Monday, June 30, 2014

Find the missing



THIS is my last chance to get a son adopted by the state.

The thought flashed throughout an afternoon search for the two-volume set of simulated college admission tests I finally found in one of the boxes of books.

I bought the reviewers more than five years ago for the older son, then in senior high school. He took the University of the Philippines College Admissions Test (UPCAT), the Ateneo College Entrance Test (ACET), the University of San Carlos Entrance Test, and the De La Salle College Entrance Test.

He chose the tests, curious how he would fare. Privately, I hoped he would pass the UPCAT and study at my alma matter.

But after passing the UPCAT, he decided to enroll in a private university.

Now it’s my second and last chance to relaunch a campaign to get the younger son to take the UPCAT, pass it, and enroll in the state university. For his choosing, there is a wide variety of degree and non-degree programs in ten UP campuses around the nation.

But to be accepted in a degree program, an applicant must first pass the UPCAT in August.

“Universal access to education” is embodied in Education for All (EFA) and Millenium Development Goals (MDGs). It is a beautiful phrase but a fraught one.

Access to education is far from universal. What is enshrined as a right is a privilege bought at a price. Every “aspirational” parent knows this.

Preparation to pass an entrance test so a student can compete with thousands for limited slots in a state university (82,000 UPCAT examinees last year) requires investing in quality primary and secondary education for 13 years, assuming he or she starts as early as 3 years of age and this before the K to 12 program was in place.

But this alone does not paint a true picture of education as an economic choice in this country, as well as other “settings of fragility” where EFA and MDGs are endangered. When a student drops out of class to sell candles or harvest forage for livestock, he or she becomes one of the “missing.”

Talisay City has 744 school-age children that have not completed any grade level, reported Sun.Star Cebu’s Justin K. Vestil last June 19. Citing data from the Department of Social Welfare and Development (DSWD) – Central Visayas, the same report traced other students “missing” due to retention, transfer or dropping out: more than 4,000 children in Cebu, Lapu-Lapu and Toledo Cities.

What the system regards as a statistical loss is a human tragedy muted by clashing realities. It’s inevitable that of the millions swarming beyond the capacity of limited public school classrooms, considerably fewer will persevere through the year levels to try to qualify for college, let alone choose a course or a campus.

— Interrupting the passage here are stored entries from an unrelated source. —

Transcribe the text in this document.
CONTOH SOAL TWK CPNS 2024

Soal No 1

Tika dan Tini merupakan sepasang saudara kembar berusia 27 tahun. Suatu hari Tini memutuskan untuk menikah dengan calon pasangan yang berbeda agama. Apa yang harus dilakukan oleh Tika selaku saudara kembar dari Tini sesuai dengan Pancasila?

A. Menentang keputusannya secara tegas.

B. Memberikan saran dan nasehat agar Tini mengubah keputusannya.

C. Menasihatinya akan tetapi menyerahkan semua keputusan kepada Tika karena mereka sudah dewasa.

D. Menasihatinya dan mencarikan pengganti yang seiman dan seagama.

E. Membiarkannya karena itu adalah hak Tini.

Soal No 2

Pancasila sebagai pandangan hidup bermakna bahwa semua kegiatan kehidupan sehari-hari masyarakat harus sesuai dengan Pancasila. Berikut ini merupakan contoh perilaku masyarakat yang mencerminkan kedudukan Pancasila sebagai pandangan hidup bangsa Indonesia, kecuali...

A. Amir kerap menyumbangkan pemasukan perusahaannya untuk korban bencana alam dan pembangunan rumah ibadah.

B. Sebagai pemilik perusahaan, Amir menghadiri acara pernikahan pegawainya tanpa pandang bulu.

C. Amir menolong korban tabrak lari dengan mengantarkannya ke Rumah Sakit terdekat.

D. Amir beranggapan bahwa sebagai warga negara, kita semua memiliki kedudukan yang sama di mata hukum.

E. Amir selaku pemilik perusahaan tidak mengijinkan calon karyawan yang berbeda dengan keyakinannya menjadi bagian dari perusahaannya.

For those privileged to be on the track for a degree course, there is still a thicket of tuition and other fees to go through after hurdling reviews, entrance exams, and their attendant costs. To be in UP, P100,000 is needed annually for every student, at P3,000 per unit, Rappler reported in July 13, 2013.

But due to a state subsidy of nearly 50 percent, full-paying students or those classified under bracket A of the socialized tuition and financial assistance program (STFAP) pay only P1,500 per unit in UP Diliman, Los Baños and Manila, and P1,000 per unit in UP Cebu and other campuses.

Whether one is in bracket A, the so-called millionaires’ class for those who can afford to pay in full UP tuition and other fees, or bracket D, all UP students pay in full school fees upon enrolment. That’s just the start of their Calvary.

In April 2013, three weeks after UP Manila student Kristel Tejada drank silver cleaner because she was refused readmission over an unsettled tuition of P10,000, college students Daveson Beron and Don Benedict Pamintuan shot themselves.

Beron, a mechanical engineering senior at the Batangas State University, had failing grades that prevented him from graduating with his batch. Pamintuan, a physical therapy freshman at the De La Salle-Dasmariñas, failed in four subjects and learned he was to be transferred to the Batangas State University the following year.

If “universal access to education” spurs human aspiration, what can we do about the doors closing on missing youth?